As a key member of our R&D division, you will bridge the gap between theoretical research and production-grade engineering, ensuring our AI models are robust, efficient, and ready for the demands of the next decade.
Why Join Us?
- Impactful Work: Build AI systems that redefine industry standards.
- Future-Forward: Work on cutting-edge projects scoped for the 2026 era.
- Competitive Compensation: Top-tier salary and equity packages.

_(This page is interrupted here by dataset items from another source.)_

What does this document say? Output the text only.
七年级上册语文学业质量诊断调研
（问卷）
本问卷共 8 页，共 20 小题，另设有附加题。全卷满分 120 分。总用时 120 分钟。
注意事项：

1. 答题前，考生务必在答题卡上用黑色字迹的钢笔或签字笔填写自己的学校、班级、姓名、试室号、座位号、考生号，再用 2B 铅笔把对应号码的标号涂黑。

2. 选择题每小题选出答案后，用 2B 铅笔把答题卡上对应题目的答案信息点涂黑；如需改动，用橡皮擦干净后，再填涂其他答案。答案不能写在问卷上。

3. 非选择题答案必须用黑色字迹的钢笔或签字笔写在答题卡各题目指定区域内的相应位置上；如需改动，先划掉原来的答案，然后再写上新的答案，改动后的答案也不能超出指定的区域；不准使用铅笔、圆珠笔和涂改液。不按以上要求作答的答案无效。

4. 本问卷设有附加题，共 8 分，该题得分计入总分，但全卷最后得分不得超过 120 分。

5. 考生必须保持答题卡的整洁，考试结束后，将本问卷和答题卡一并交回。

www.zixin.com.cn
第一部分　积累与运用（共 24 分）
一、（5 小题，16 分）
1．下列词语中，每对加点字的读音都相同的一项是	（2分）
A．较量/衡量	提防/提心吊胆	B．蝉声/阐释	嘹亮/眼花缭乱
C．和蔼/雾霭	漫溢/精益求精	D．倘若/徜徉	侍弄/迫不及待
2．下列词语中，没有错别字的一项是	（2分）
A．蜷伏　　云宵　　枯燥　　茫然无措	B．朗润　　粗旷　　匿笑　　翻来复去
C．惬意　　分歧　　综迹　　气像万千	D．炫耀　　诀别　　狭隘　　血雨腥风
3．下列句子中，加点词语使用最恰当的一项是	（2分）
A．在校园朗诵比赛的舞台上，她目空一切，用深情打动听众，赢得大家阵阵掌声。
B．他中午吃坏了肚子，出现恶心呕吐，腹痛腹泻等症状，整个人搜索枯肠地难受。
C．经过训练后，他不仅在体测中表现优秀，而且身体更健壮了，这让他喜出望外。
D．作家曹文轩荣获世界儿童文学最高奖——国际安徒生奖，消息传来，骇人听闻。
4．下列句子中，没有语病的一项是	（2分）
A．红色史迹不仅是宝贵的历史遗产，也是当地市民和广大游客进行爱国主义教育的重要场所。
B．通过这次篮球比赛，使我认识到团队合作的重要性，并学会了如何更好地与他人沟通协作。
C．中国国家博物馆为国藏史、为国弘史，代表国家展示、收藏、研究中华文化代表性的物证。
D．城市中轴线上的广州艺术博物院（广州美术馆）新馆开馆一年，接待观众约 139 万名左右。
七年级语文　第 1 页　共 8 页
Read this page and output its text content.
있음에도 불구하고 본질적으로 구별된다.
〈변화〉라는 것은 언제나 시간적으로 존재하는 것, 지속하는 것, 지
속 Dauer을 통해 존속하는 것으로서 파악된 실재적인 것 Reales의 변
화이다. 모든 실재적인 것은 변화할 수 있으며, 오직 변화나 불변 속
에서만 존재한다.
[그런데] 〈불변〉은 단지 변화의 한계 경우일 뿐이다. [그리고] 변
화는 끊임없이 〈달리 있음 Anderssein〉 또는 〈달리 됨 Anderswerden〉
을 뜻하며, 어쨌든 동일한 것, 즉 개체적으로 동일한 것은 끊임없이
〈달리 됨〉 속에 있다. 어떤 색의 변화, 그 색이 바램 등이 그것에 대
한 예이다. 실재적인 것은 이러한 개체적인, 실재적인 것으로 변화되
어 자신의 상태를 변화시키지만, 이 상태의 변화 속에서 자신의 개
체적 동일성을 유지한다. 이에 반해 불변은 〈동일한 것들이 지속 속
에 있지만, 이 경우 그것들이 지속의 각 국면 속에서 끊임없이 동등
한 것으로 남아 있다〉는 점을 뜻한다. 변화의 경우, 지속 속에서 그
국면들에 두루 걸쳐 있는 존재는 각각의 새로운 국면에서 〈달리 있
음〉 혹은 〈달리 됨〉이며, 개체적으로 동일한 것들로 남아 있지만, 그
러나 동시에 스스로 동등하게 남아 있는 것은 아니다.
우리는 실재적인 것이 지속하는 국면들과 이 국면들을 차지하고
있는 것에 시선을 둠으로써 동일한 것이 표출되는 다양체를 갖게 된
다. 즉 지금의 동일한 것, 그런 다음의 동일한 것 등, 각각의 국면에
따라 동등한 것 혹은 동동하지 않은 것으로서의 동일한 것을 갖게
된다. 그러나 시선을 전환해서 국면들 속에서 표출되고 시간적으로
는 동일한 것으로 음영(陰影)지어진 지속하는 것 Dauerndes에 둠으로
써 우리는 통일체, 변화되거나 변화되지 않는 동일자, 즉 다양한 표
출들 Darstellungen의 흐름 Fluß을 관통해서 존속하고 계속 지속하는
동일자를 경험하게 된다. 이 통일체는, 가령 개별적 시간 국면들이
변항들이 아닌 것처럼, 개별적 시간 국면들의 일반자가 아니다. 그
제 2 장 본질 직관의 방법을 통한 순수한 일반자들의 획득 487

- Remote-First Culture: Flexible work environment in the heart of SF.
Responsibilities
- Design and architect scalable machine learning infrastructure tailored for 2026 workloads, including Large Language Models (LLMs) and edge AI.
- Lead the end-to-end lifecycle of AI model development, from data ingestion and preprocessing to training, fine-tuning, and deployment.
- Optimize model inference speeds and reduce computational costs using advanced quantization and distributed training techniques.
- Collaborate with cross-functional teams of data scientists, engineers, and product managers to define technical roadmaps and AI product requirements.
- Establish best practices for MLOps, ensuring reproducibility, monitoring, and automated retraining pipelines.
- Advocate for ethical AI practices and ensure compliance with emerging regulations and safety standards.
Qualifications
- Bachelor’s or Master’s degree in Computer Science, Mathematics, or a related field (PhD preferred).
- 7+ years of professional experience in software engineering, with at least 3 years dedicated to machine learning or AI architecture.
- Deep expertise in Python, PyTorch, TensorFlow, and modern deep learning frameworks.
- Proven experience designing distributed systems capable of handling petabyte-scale datasets.
- Strong understanding of cloud platforms (AWS, GCP, or Azure) and containerization technologies (Docker, Kubernetes).
- Experience implementing RAG (Retrieval-Augmented Generation) pipelines and vector databases.
- Excellent communication skills with the ability to translate complex technical concepts for diverse audiences.